Tabii ki Doğu Akdeniz’den bahsediyorum. Dünya pandemi ile boğuşurken, bir avuç teknik ekip ve onları koruyan askerlerimiz, Türk milleti adına bir seferberlik yürütüyor.
Her yıl millî gelirinin önemli bir kısmını enerji için harcayan Türkiye için elbette bir metreküp doğalgaz, bir varil petrol bile önemlidir. Ama orada verilen mücadele, doğalgaz ve petrolden öte bir anlam taşımaktadır. Tıpkı Suriye’de, Libya’da verilen mücadele gibi.
Sultan II. Abdülhamid Han’ın devrilmesinden sonra başımıza gelenler, Avrupa’da, Afrika’da ve Asya’da olmaz isek Anadolu’da da olamayacağımızı gösterdi. Cumhuriyet döneminde ise ‘Yurtta sulh’un, ancak; daima cenge hazır olmakla sağlanabileceğini anlayamadık. Biz; ‘cihanda sulh’ isteyince, emperyalistlerin; işgal ve sömürüye son vereceğini zannettik. İngilizlerin koltuğunun altına girerek, İtalyanlarla gizli gizli görüşerek bize entrika çeviren Venizelos’u “kral”lığa yükseltip Çankaya’da ağırladık, 1453’ün intikamı için yanıp tutuşan çakma Bizans sevdalılarına, “Yunan benim kardeşim” şiirleri yazdık.
Ama Haçlı-Siyonist İttifakı, asırlar geçse de bu mücadelenin bitmeyeceğini bize hatırlattı. Maruz kaldığımız kuşatmalar, İstanbul’un savunmasının Saraybosna’dan, Kars’ın Bakü’den, Hakkari’nin; Şırnak’ın Bağdat’tan, Hatay’ın; Kilis’in; Urfa’nın Şam’dan ve Akdeniz sahillerinin güvenliğinin de Filistin’den; Libya’dan başladığını tekrar anlattı. Dikkatinizi çekiyor mu; Amerika, Almanya, Fransa hatta Yunanistan, “Siz uluslararası hukuku çiğnediniz” diyemiyor, çünkü her adımımız hukukî. Ama yine de hepsi haksız hukuksuz olan Yunanistan’ın yanında. İşte bahsettiğimiz kirli ittifak budur.

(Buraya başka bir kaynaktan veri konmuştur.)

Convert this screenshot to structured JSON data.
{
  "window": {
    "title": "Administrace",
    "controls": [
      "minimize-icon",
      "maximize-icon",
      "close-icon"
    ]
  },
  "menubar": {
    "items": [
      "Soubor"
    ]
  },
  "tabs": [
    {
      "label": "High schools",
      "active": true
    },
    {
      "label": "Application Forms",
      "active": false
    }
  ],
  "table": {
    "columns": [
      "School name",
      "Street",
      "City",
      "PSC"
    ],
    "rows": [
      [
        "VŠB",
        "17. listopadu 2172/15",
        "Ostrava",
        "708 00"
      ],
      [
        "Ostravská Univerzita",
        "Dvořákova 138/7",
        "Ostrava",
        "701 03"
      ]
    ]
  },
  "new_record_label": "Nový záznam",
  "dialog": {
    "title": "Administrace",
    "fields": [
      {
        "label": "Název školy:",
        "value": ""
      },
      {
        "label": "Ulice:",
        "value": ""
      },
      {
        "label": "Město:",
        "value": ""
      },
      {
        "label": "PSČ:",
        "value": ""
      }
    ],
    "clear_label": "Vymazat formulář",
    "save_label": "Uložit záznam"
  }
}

Bütün bunlara rağmen birileri hâlâ “Suriye’de, Libya’da ne işimiz var” derse, bu lakırdıların cehaletten kaynaklandığına kimse bizi inandıramaz.
Akdeniz’deki mücadelenin; Çanakkale Savaşı’ndan hiçbir farkı yoktur. Ama bazılarının da, Çanakkale’de “Katır Alayı”na katılanlardan farkı yok maalesef.
Doğu Akdeniz’de aylardır millî bir savaş veriliyor ama muhalif kesimlerden çıt çıkmıyor. “Bu devletin işi” demek alçak bir kaçamaktır. Devlete nasıl destek vereceğini hâlâ öğrenemeyen(!) siyasetçiler, akademisyenler, gazeteciler Yunanlı meslektaşlarına baksın; belki öğrenirler!
İmkân ve kabiliyetiyle bu istiklâl ve istikbal mücadelesinde yer almayanların, “Ordumuz, askerimiz, canımız, ciğerimiz…” muhabbeti iğrenç bir takıyyedir.
İdeolojik ve siyasî hesabını bu platforma taşımak siyaset değil; ihanettir.
Ama unutmayın ki, bu sefer durum çok ciddi. Bu ihanet, öncekiler gibi asla sîneye çekilmez. Milletimiz her şeyi yakından takip ediyor, kullanacağı doğalgazın bulunmasından bile rahatsız olanları ibretle izliyor.
Öyle bir dönem yaşıyoruz ki, sessiz kalmak bile “ihanet”tir. Mertçe desteğini haykırmayan herkes, Haçlı-Siyonist İttifak hesabına çalışıyor demektir. İbrahim Aleyhisselamın atılacağı dev ateşi söndürmek için ağzında su zerreciği taşıyan karınca kadar kararlı tavır koyamayanlar, ateş artsın diye tıslayan yılan kadar haysiyetsizdir.